Essay: A Place for Everything
I won first place in the Waterman Fund's annual Essay Contest!
Editor’s note: The winner of the fifth annual Waterman Fund essay contest, which Appalachia sponsors jointly with the Waterman Fund, ventures into new territory. In the previous four years of the contest, writers have reflected on the ways civilization encroaches on the wilderness. This year’s winner turns it around, describing the clash of wild animals with a busy car campground. More black bears show themselves near Delaware Water Gap, on the New Jersey–Pennsylvania border, than most people will ever see in darkest Maine. Katherine Dykstra’s honest story of what happened when she met her first bear on her first camping trip left us squirming and thinking harder about what happens when wild animals wander into settled areas. The Waterman Fund is a nonprofit organization named in honor of Laura and the late Guy Waterman. It is our mission to encourage new writers. See the end pages of this journal for information about next year’s contest.

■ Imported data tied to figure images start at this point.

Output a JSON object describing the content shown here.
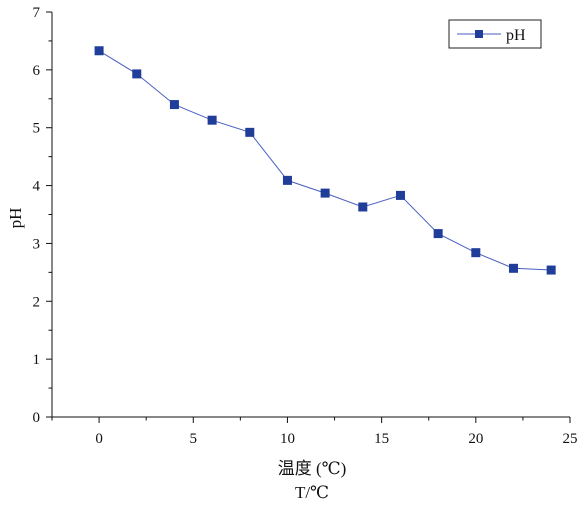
{
  "chart_data": {
    "type": "line",
    "x": [
      0,
      2,
      4,
      6,
      8,
      10,
      12,
      14,
      16,
      18,
      20,
      22,
      24
    ],
    "series": [
      {
        "name": "pH",
        "values": [
          6.33,
          5.93,
          5.4,
          5.13,
          4.92,
          4.09,
          3.87,
          3.63,
          3.83,
          3.17,
          2.84,
          2.57,
          2.54
        ]
      }
    ],
    "xlabel": "温度 (℃)",
    "xlabel2": "T/℃",
    "ylabel": "pH",
    "xlim": [
      -2.5,
      25
    ],
    "ylim": [
      0,
      7
    ],
    "xticks": [
      0,
      5,
      10,
      15,
      20,
      25
    ],
    "xticks_minor": [
      -2.5,
      2.5,
      7.5,
      12.5,
      17.5,
      22.5
    ],
    "yticks": [
      0,
      1,
      2,
      3,
      4,
      5,
      6,
      7
    ],
    "xtick_labels": [
      "0",
      "5",
      "10",
      "15",
      "20",
      "25"
    ],
    "ytick_labels": [
      "0",
      "1",
      "2",
      "3",
      "4",
      "5",
      "6",
      "7"
    ],
    "grid": false,
    "legend_position": "top-right",
    "line_color": "#4a5fc1",
    "marker_color": "#1f3d99"
  }
}
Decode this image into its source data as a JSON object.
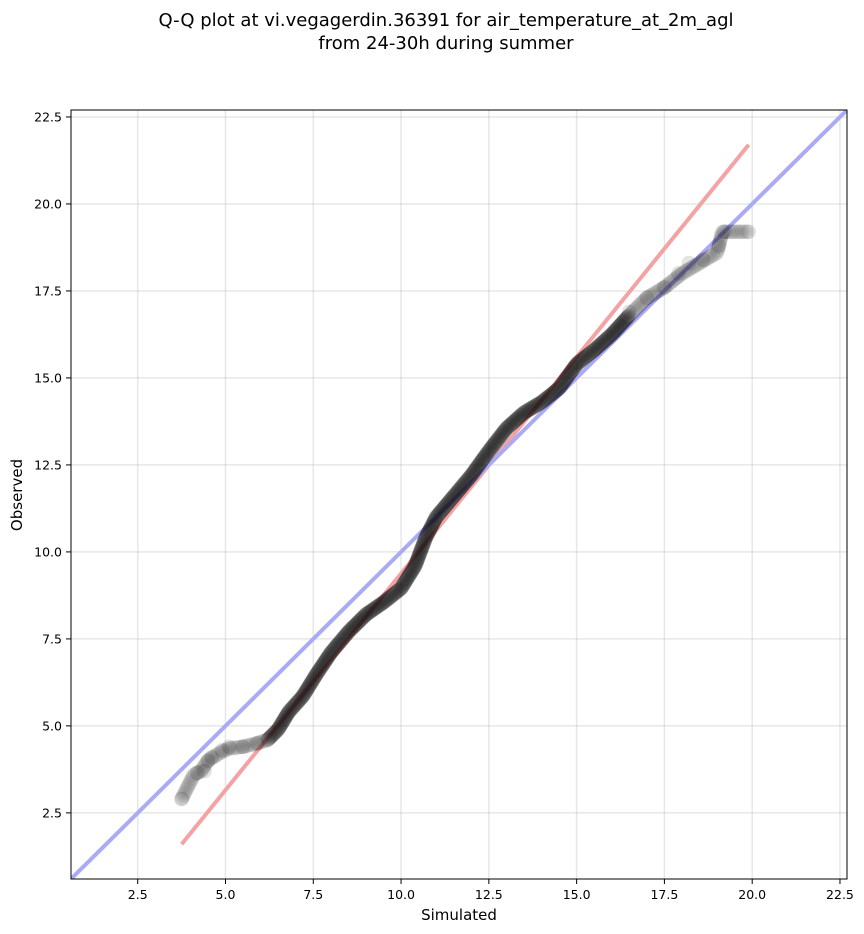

We'd thrown the trip together in a flurry of phone calls and email exchanges all in 48 hours. Parker researched state parks, campgrounds, driving times. Ann went to a dollar store and bought four nylon camping chairs. I went to Target and came away with two tents. There was a moment when we nearly called the whole thing off, Seth having phoned every rental car company in the five boroughs and coming up dry; it was Fourth of July weekend after all. But dogged in his pursuit, he eventually found a car that had been returned early. It was the last, we believed, in the city.
As we inched our way west on Canal Street, Seth caught my eye in the rearview mirror: “So I hear you’re worried about bears,” he said, amused.